La JSK dans le rouge Version imprimable Suggérer par mail
Écrit par Cherif Memoud - Liberté Foot   
21-10-2006

Image Le duo Aït Djoudi-Saïb, malgré la promesse de ce dernier de provoquer le déclic face à la jeune équipe du Chabab de Belouizdad, débute par une défaite.

Les poulains à Yahi ont pu se remettre en confiance grâce aux Canaris qu’ils ont malmenés durant la première période. Deux buts en l’espace de quatre minutes, un record pour la défense kabyle. Aujourd’hui, le malaise a atteint son paroxysme et c’est un vrai état d’urgence au sein des Jaune et Vert. Cela dit, l’entraîneur en chef Azzedine Aït Djoudi a tenu à être rassurant, jugeant que la situation est toujours contrôlable. “Ce n’est là qu’un problème d’ordre psychologique et un travail s’impose dans ce sens”, seule manière pour lui de sortir le club de la crise qui le secoue depuis déjà un bon moment.

Aujourd’hui, ce qui a beaucoup étonné les admirateurs des Jaune et Vert c’est bien la tactique concoctée par le staff technique composé d’Aït Djoudi et Saïb. Ces derniers, qui ont pris les rênes de la barre technique depuis quatre jours seulement, ont jugé préférable de chambouler la composante habituelle et opérer des changements afin de provoquer le fameux déclic qu’attendent toujours les Canaris. Ils sont quatre joueurs qui manquent terriblement de compétition, certains n’ont pas joué depuis des mois, qui se sont soudainement retrouvés titulaires, à l’image de Fahem Ouslati, le jeune Belcourtois, qui n’a pas cessé de réclamer sa chance.

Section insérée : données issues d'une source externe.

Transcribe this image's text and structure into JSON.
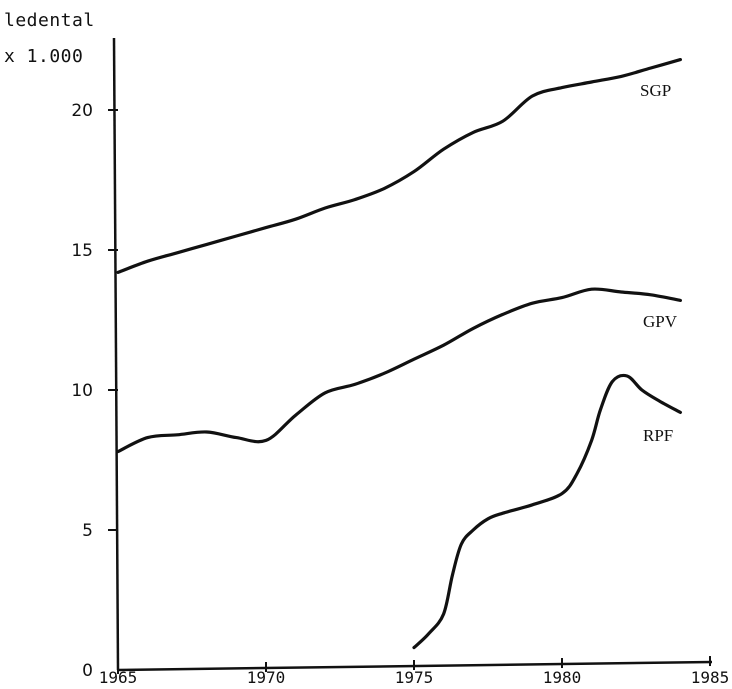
{
  "chart_data": {
    "type": "line",
    "ylabel_lines": [
      "ledental",
      "x 1.000"
    ],
    "xlabel": "",
    "xlim": [
      1965,
      1985
    ],
    "ylim": [
      0,
      22
    ],
    "x_ticks": [
      1965,
      1970,
      1975,
      1980,
      1985
    ],
    "y_ticks": [
      0,
      5,
      10,
      15,
      20
    ],
    "grid": false,
    "legend": "labels next to lines",
    "series": [
      {
        "name": "SGP",
        "x": [
          1965,
          1966,
          1967,
          1968,
          1969,
          1970,
          1971,
          1972,
          1973,
          1974,
          1975,
          1976,
          1977,
          1978,
          1979,
          1980,
          1981,
          1982,
          1983,
          1984
        ],
        "values": [
          14.2,
          14.6,
          14.9,
          15.2,
          15.5,
          15.8,
          16.1,
          16.5,
          16.8,
          17.2,
          17.8,
          18.6,
          19.2,
          19.6,
          20.5,
          20.8,
          21.0,
          21.2,
          21.5,
          21.8
        ]
      },
      {
        "name": "GPV",
        "x": [
          1965,
          1966,
          1967,
          1968,
          1969,
          1970,
          1971,
          1972,
          1973,
          1974,
          1975,
          1976,
          1977,
          1978,
          1979,
          1980,
          1981,
          1982,
          1983,
          1984
        ],
        "values": [
          7.8,
          8.3,
          8.4,
          8.5,
          8.3,
          8.2,
          9.1,
          9.9,
          10.2,
          10.6,
          11.1,
          11.6,
          12.2,
          12.7,
          13.1,
          13.3,
          13.6,
          13.5,
          13.4,
          13.2
        ]
      },
      {
        "name": "RPF",
        "x": [
          1975,
          1975.5,
          1976,
          1976.3,
          1976.6,
          1977,
          1977.5,
          1978,
          1979,
          1980,
          1980.5,
          1981,
          1981.3,
          1981.7,
          1982.2,
          1982.7,
          1983.3,
          1984
        ],
        "values": [
          0.8,
          1.3,
          2.0,
          3.4,
          4.5,
          5.0,
          5.4,
          5.6,
          5.9,
          6.3,
          7.0,
          8.2,
          9.3,
          10.3,
          10.5,
          10.0,
          9.6,
          9.2
        ]
      }
    ]
  }
}
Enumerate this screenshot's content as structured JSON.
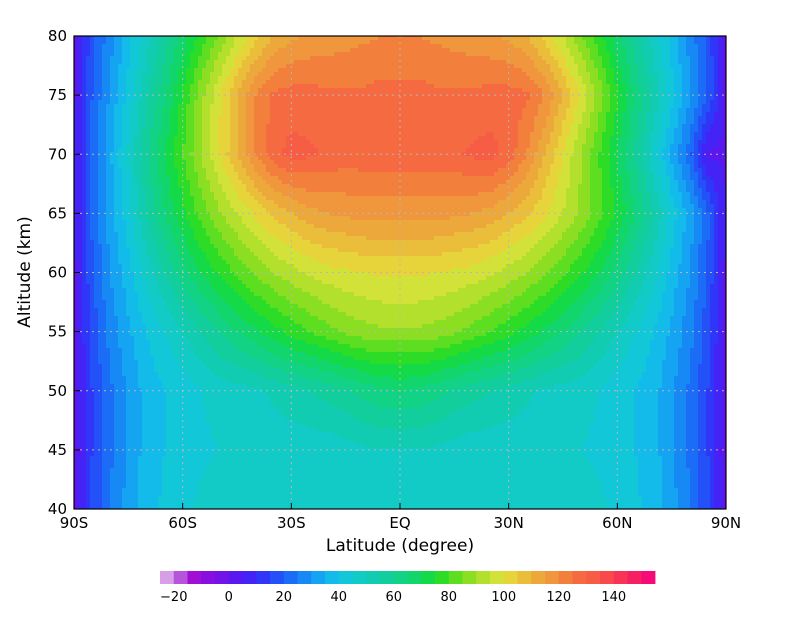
{
  "chart_data": {
    "type": "heatmap",
    "subtype": "filled-contour",
    "title": "",
    "xlabel": "Latitude (degree)",
    "ylabel": "Altitude (km)",
    "xlim": [
      -90,
      90
    ],
    "ylim": [
      40,
      80
    ],
    "x_ticks": [
      {
        "value": -90,
        "label": "90S"
      },
      {
        "value": -60,
        "label": "60S"
      },
      {
        "value": -30,
        "label": "30S"
      },
      {
        "value": 0,
        "label": "EQ"
      },
      {
        "value": 30,
        "label": "30N"
      },
      {
        "value": 60,
        "label": "60N"
      },
      {
        "value": 90,
        "label": "90N"
      }
    ],
    "y_ticks": [
      {
        "value": 40,
        "label": "40"
      },
      {
        "value": 45,
        "label": "45"
      },
      {
        "value": 50,
        "label": "50"
      },
      {
        "value": 55,
        "label": "55"
      },
      {
        "value": 60,
        "label": "60"
      },
      {
        "value": 65,
        "label": "65"
      },
      {
        "value": 70,
        "label": "70"
      },
      {
        "value": 75,
        "label": "75"
      },
      {
        "value": 80,
        "label": "80"
      }
    ],
    "grid": true,
    "grid_style": "dotted",
    "contour_interval": 5,
    "value_range": [
      -25,
      155
    ],
    "z_latitudes": [
      -90,
      -85,
      -80,
      -75,
      -70,
      -65,
      -60,
      -55,
      -50,
      -45,
      -40,
      -35,
      -30,
      -25,
      -20,
      -15,
      -10,
      -5,
      0,
      5,
      10,
      15,
      20,
      25,
      30,
      35,
      40,
      45,
      50,
      55,
      60,
      65,
      70,
      75,
      80,
      85,
      90
    ],
    "z_altitudes": [
      40,
      45,
      50,
      55,
      60,
      65,
      70,
      75,
      80
    ],
    "z_values": [
      [
        0,
        16,
        25,
        32,
        38,
        41,
        44,
        46,
        48,
        48,
        48,
        48,
        48,
        48,
        46,
        46,
        46,
        47,
        48,
        47,
        46,
        46,
        46,
        48,
        48,
        48,
        48,
        48,
        48,
        46,
        44,
        41,
        38,
        32,
        25,
        16,
        0
      ],
      [
        0,
        15,
        24,
        31,
        37,
        40,
        42,
        44,
        45,
        46,
        46,
        47,
        47,
        47,
        47,
        48,
        49,
        50,
        50,
        50,
        49,
        48,
        47,
        47,
        47,
        47,
        46,
        46,
        45,
        44,
        42,
        40,
        37,
        31,
        24,
        15,
        0
      ],
      [
        1,
        15,
        24,
        31,
        37,
        40,
        42,
        45,
        47,
        48,
        49,
        51,
        53,
        55,
        57,
        59,
        62,
        64,
        65,
        64,
        62,
        59,
        57,
        55,
        53,
        51,
        49,
        48,
        47,
        45,
        42,
        40,
        37,
        31,
        24,
        15,
        1
      ],
      [
        2,
        17,
        27,
        34,
        40,
        45,
        50,
        55,
        60,
        65,
        69,
        73,
        77,
        80,
        83,
        86,
        88,
        89,
        89,
        89,
        88,
        86,
        83,
        80,
        77,
        73,
        69,
        65,
        60,
        55,
        50,
        45,
        40,
        34,
        27,
        17,
        2
      ],
      [
        3,
        19,
        30,
        38,
        47,
        55,
        63,
        70,
        76,
        81,
        86,
        90,
        93,
        96,
        98,
        99,
        100,
        101,
        101,
        101,
        100,
        99,
        98,
        96,
        93,
        90,
        86,
        81,
        76,
        70,
        63,
        55,
        47,
        38,
        30,
        19,
        3
      ],
      [
        4,
        21,
        33,
        43,
        55,
        65,
        74,
        82,
        89,
        95,
        101,
        106,
        110,
        113,
        115,
        116,
        117,
        117,
        117,
        117,
        117,
        116,
        115,
        113,
        110,
        106,
        101,
        95,
        89,
        82,
        74,
        65,
        55,
        43,
        33,
        21,
        4
      ],
      [
        4,
        22,
        34,
        46,
        59,
        70,
        80,
        90,
        100,
        110,
        120,
        128,
        132,
        131,
        129,
        128,
        128,
        128,
        128,
        128,
        128,
        129,
        131,
        132,
        128,
        120,
        110,
        100,
        90,
        80,
        70,
        59,
        46,
        34,
        22,
        4,
        4
      ],
      [
        3,
        20,
        31,
        42,
        54,
        64,
        76,
        88,
        99,
        110,
        120,
        126,
        127,
        127,
        126,
        126,
        126,
        127,
        127,
        127,
        126,
        126,
        126,
        127,
        127,
        126,
        120,
        110,
        99,
        88,
        76,
        64,
        54,
        42,
        31,
        20,
        3
      ],
      [
        2,
        18,
        28,
        38,
        48,
        57,
        67,
        77,
        86,
        95,
        103,
        110,
        114,
        116,
        117,
        118,
        119,
        120,
        120,
        120,
        119,
        118,
        117,
        116,
        114,
        110,
        103,
        95,
        86,
        77,
        67,
        57,
        48,
        38,
        28,
        18,
        2
      ]
    ],
    "colorbar": {
      "start": -25,
      "step": 5,
      "colors": [
        "#d89ee6",
        "#b655dc",
        "#9f10d4",
        "#880fe0",
        "#7213e8",
        "#5a18ef",
        "#4323f5",
        "#2f36f7",
        "#2350f7",
        "#1b6cf7",
        "#1689f5",
        "#14a4f2",
        "#12bbea",
        "#12c8d8",
        "#12cbc6",
        "#12ccb2",
        "#12ce9c",
        "#12d286",
        "#12d66c",
        "#14da48",
        "#2cdc26",
        "#5ede20",
        "#8cde22",
        "#b2e02c",
        "#d2e238",
        "#e6d43a",
        "#eabd3a",
        "#eda83c",
        "#f0963c",
        "#f27f3c",
        "#f56a40",
        "#f75c44",
        "#f84a4c",
        "#f73456",
        "#f52062",
        "#f50a78"
      ],
      "tick_labels": [
        "-20",
        "0",
        "20",
        "40",
        "60",
        "80",
        "100",
        "120",
        "140"
      ],
      "tick_values": [
        -20,
        0,
        20,
        40,
        60,
        80,
        100,
        120,
        140
      ]
    }
  }
}
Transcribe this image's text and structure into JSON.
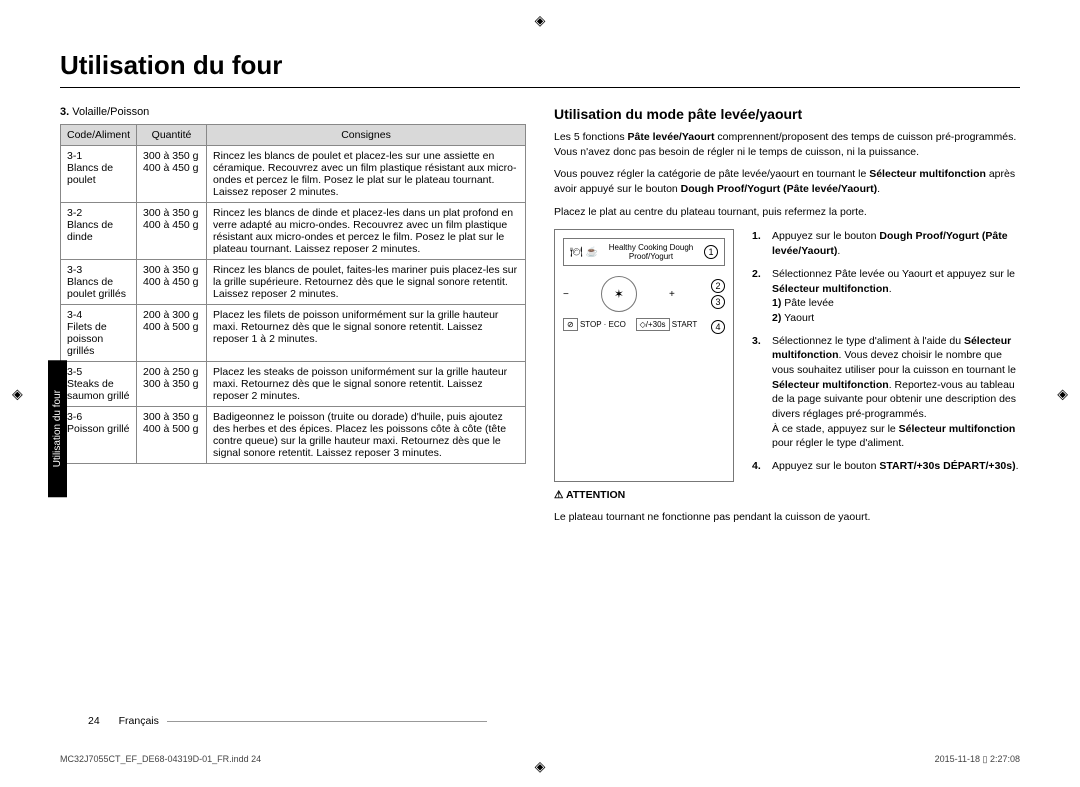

“C’est une bonne chose, il fallait lui donner sa chance, cela lui fera du bien”, rétorque Aït Djoudi. Ceci au moment où d’autres joueurs en forme, qui ont eu la chance de jouer quelques minutes auparavant, se sont retrouvés à chauffer le banc, à l’image de Marek et Douicher, pour ne citer que ceux-là.

La tactique élaborée pour ce match par le staff technique et malgré les nombreux changements n’a pas donné les résultats escomptés, surtout par rapport à l’emplacement des joueurs sur le terrain qui ne savaient plus où donner de la tête. Les choix portés par le staff technique n’ont fait que chambouler plus le groupe qui semblait perdu sur la nouvelle pelouse du 20-Août.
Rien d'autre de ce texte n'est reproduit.